Spirituality and Recovery

Why drug and alcohol recovery is spiritual

David Pate
3 min readJun 6, 2021
Photo by Mohamed Nohassi on Unsplash

I’ve tried to get sober many times and failed. After so many repeated failures, I’ve had the opportunity to examine what kept causing me to slip up. It all boils down to one thought or feeling.

“There is no point to life. The world is a messed-up, evil place. You live, and you die, and there is no higher meaning.”

I still struggle with this. Essentially, it’s an existential crisis. These thoughts can be so overwhelming that it feels like I have no choice but to get drunk. And I know from experience, getting drunk completely erases this feeling of dread.

More than anything, this is what perpetuates my addiction. If there is no point in anything, if life is meaningless, there’s no reason not to drink. This is a big part of why people continue to use substances despite terrible consequences, even when facing the loss of freedom, sanity, and life itself.

After suffering consequences, motivation to maintain abstinence from intoxicants is high. Unfortunately, the existential dread creeps back in.

Without addressing the deeper issue of meaning, people with substance use disorder are much more likely to relapse.

Man’s Search for Meaning

Upon getting sober this time, I was fortunate to happen upon a life-changing book, Man’s Search for Meaning by Viktor Frankl.

Viktor Frankl was a survivor of the Nazi concentration camps during the holocaust. He noticed that those who survived did so because they could hold onto some greater meaning or purpose. This could be reuniting with loved ones or finishing some vital work in the future. But, the most powerful of all was a strong faith in God or some spiritual meaning.

Those who had this higher meaning could endure great hardships and still find some trivial amount of joy even in the worst of circumstances. Those who lost all hope quickly succumbed to the terrible conditions and perished.

Based on this evidence, Frankl founded the third Viennese school of psychotherapy utilizing the technique of logotherapy. According to this perspective, many disorders are based on a lack of meaning, and by finding meaning disorders will cease to exist.

The Search for Meaning and Addiction

Without a higher meaning of some sort, a person suffering from addiction is more vulnerable to relapse. Advances in neuroscience have shown us that addiction works on the brain in a way that mimics what we experience when we are in mortal danger. It can feel like a life-or-death decision, like we will die if we don’t get high.

Ironically, it is a life-or-death decision in the sense that continuing to use dramatically increases the chances of death.

In the face of a life-or-death struggle, having some spiritual meaning is the best and most powerful defense. Believing that there is some higher purpose to existence can grant us the strength to endure great suffering. From personal experience, I can attest to this, and there are countless stories of miraculous recoveries from afflictions that also attest to this.

If logotherapy is correct, simply finding a higher meaning to life can defeat the disorder of addiction.

In Defense of 12 Step Recovery

Alcoholics Anonymous, and other 12 step-based recovery programs, propose that a spiritual experience or psychic change is needed to recover. Recovery comes from a higher power of one’s own understanding. An appendix to Alcoholics Anonymous’s main text clarifies that a psychic change of any sort is synonymous with this spiritual change. Members are even encouraged to use the group as their higher power if they can not identify with the god concept. Living for others can provide a powerful motivation for making the right decision when we are too weak to make it for ourselves.

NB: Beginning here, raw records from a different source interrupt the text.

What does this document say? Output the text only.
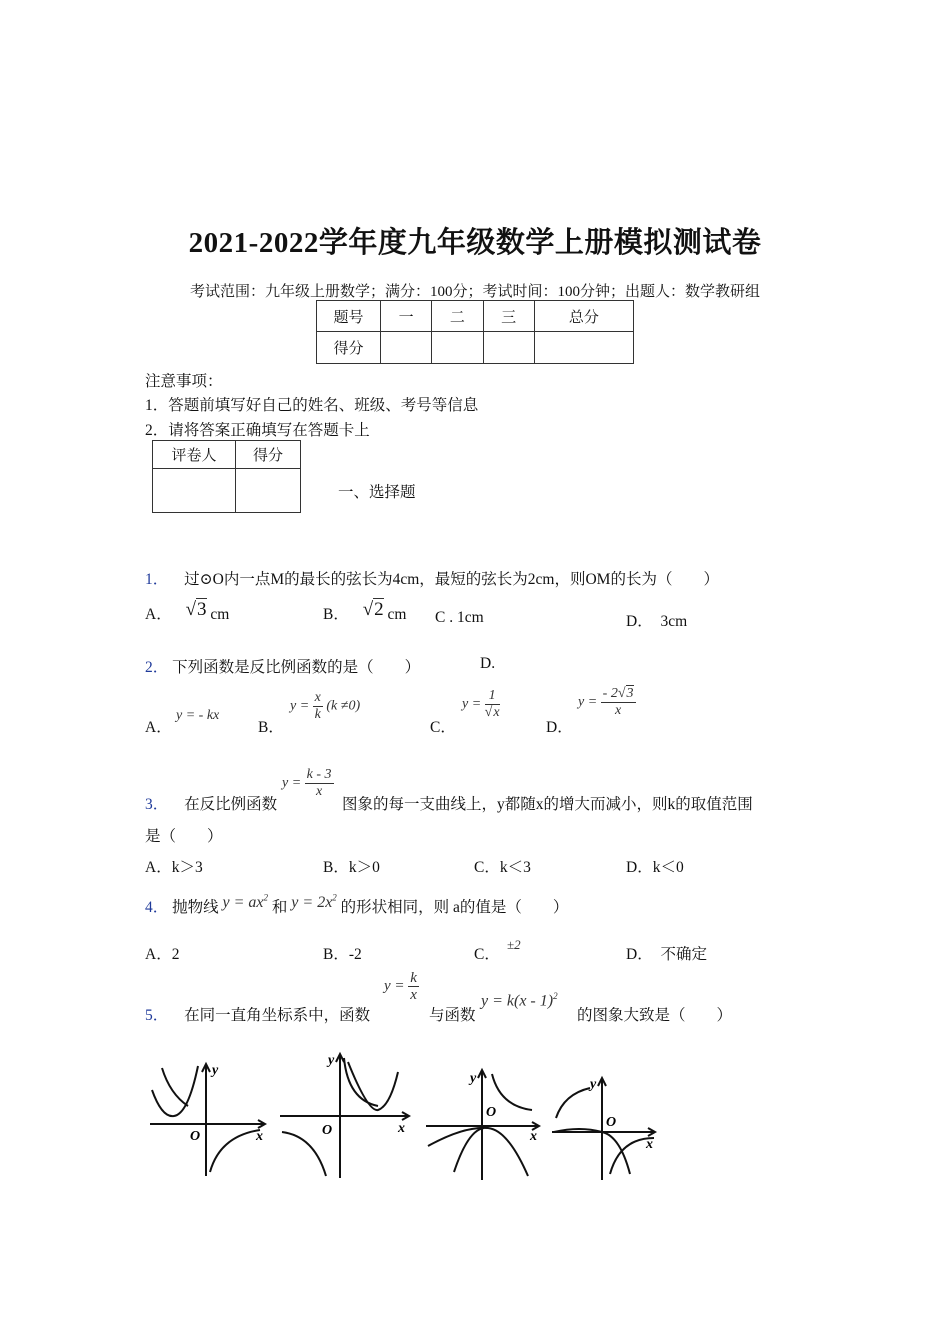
2021-2022学年度九年级数学上册模拟测试卷
考试范围：九年级上册数学；满分：100分；考试时间：100分钟；出题人：数学教研组
题号	一	二	三	总分
得分				
注意事项：
1．答题前填写好自己的姓名、班级、考号等信息
2．请将答案正确填写在答题卡上
评卷人	得分

一、选择题
1． 过⊙O内一点M的最长的弦长为4cm，最短的弦长为2cm，则OM的长为（　　）
A． √3 cm	B． √2 cm C . 1cm	D．　3cm
2． 下列函数是反比例函数的是（　　）	D.
A．
y = - kx
B．
$y = \frac{x}{k} (k \ne 0)$
C．
$y = \frac{1}{√x}$
D．
$y = \frac{- 2√3}{x}$
$y = \frac{k - 3}{x}$
3． 在反比例函数	图象的每一支曲线上，y都随x的增大而减小，则k的取值范围
是（　　）
A．k＞3	B．k＞0	C．k＜3	D．k＜0
4． 抛物线 $y = ax^2$ 和 $y = 2x^2$ 的形状相同，则 a的值是（　　）
A．2	B．-2	C．
±2
D．　不确定
$y = \frac{k}{x}$
5． 在同一直角坐标系中，函数	与函数
y = k(x - 1)$^2$
的图象大致是（　　）
y
x
O
y
x
O
y
x
O
y
x
O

This aspect of the program comes under much criticism. Substance use disorder is an acknowledged mental illness, a disease. Typically, we treat diseases scientifically. Any treatment involving spiritual notions reeks of quackery.

I have rejected help from AA and related programs numerous times based on these objections. Numerous people have.

Thanks to reading Frankl’s book and my realization that existential crisis, or lack of meaning, is the root of my problem, I am no longer so quick to dismiss AA’s message of a spiritually-based recovery from addiction.